= Wally Butterworth =

American radio announcer (1901–1974)

Herbert Wallace Butterworth (October 25, 1901 – February 24, 1974) was an American radio announcer and host of variety and quiz shows. Later in his life, he was active in opposing the civil rights movement.

Born in Philadelphia, Butterworth aspired to be a singer from an early age. He took singing lessons and after graduating from Swarthmore High School as president of his class, made two singing tours in Canada and the eastern United States.

Butterworth auditioned for the role as an announcer for NBC radio in New York City in the early 1930s. He gained the job and was stationed in Chicago, Illinois. He covered the Chicago Civic Opera, the Symphony, football games and livestock parades. After a stint in the Navy, he was hired as the announcer of Vox Pop, but in 1936, co-host Jerry Belcher left the program, and Butterworth took over as host. In 1939, the show moved from NBC radio to CBS radio.

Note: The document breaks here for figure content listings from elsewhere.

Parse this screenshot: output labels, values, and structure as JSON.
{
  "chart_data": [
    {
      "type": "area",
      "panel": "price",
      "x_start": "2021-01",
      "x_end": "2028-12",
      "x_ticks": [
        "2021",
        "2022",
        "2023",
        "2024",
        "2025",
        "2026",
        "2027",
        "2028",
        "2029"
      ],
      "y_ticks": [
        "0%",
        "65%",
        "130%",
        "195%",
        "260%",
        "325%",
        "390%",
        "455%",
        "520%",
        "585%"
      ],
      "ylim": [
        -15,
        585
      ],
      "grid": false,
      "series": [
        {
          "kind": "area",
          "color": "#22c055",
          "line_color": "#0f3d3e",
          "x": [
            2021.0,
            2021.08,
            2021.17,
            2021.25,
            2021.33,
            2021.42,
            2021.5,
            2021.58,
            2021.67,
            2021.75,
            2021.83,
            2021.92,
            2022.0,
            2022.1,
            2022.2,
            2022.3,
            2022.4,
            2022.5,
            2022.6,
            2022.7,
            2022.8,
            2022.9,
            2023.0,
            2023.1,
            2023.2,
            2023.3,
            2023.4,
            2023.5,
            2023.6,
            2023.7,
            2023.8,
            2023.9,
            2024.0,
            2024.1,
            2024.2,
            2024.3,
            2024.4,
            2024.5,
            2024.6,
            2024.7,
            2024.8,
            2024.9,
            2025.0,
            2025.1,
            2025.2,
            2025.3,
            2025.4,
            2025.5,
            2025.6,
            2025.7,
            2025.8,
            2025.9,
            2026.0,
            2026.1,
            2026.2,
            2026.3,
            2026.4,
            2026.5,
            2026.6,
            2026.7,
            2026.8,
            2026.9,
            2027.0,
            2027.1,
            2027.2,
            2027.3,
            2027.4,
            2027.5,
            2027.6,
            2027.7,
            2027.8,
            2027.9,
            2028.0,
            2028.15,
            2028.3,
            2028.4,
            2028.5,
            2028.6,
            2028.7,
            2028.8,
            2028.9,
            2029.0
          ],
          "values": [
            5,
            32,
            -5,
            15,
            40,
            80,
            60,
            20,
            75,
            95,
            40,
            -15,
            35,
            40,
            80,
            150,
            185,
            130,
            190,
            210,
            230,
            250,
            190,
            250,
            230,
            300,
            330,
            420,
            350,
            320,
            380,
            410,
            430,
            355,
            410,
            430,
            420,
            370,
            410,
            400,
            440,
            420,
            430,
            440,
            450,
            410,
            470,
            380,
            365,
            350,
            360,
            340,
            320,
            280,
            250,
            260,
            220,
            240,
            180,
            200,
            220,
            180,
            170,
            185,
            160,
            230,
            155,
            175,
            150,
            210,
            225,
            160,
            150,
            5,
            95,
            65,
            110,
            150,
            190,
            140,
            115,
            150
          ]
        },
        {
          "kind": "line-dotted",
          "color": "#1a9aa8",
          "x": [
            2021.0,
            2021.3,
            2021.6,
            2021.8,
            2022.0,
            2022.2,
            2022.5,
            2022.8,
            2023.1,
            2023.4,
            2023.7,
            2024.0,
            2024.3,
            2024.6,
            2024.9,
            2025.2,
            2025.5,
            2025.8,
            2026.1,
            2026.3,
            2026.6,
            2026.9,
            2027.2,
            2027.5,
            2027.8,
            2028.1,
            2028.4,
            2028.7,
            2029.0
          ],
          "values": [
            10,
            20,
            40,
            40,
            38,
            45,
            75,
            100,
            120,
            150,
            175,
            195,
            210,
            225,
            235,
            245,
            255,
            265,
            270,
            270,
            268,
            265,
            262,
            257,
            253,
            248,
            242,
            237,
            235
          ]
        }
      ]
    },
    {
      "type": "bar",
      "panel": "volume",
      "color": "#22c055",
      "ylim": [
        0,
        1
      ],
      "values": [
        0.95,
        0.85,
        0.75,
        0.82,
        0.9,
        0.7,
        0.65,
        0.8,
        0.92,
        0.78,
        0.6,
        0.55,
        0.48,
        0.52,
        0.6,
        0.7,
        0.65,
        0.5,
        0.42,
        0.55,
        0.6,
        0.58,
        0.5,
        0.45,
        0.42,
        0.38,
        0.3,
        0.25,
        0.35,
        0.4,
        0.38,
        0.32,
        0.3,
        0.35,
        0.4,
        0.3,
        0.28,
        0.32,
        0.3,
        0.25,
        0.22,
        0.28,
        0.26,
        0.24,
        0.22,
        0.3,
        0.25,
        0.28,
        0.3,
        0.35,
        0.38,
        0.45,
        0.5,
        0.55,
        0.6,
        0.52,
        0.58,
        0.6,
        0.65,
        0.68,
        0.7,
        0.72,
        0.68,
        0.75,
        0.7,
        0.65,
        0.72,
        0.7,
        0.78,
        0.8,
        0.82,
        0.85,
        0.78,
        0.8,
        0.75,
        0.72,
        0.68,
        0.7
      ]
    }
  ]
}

His work on Vox Pop led Butterworth to host other quiz programs, some of which he created. This continued from the late 1930s until the early 1960s. Butterworth lost a lawsuit against General Electric over a contract for a television quiz show which he felt was directly modeled after one of his radio programs.

The lawsuit between Butterworth and GE led him to become politically active. He broadcast a radio program in Atlanta on which he opposed the NAACP convention and attacked blacks, non-Christians and Catholics. The show was cancelled after being on the air for only two weeks, and the resulting lawsuit that he filed against the radio station was unsuccessful. Around 1961, the Georgia offshoot of the Ku Klux Klan, the National Knights of the Ku Klux Klan used recordings narrated by Butterworth for promotion. With James Venable, Butterworth formed the Defensive Legion of Registered Americans in 1962. For its offshoot, the Christian Voters and Buyers League, Butterworth narrated a series of spoken voice recordings promoting antisemitism, racism, and a boycott of kosher products.

Butterworth died in Pennsylvania on February 24, 1974.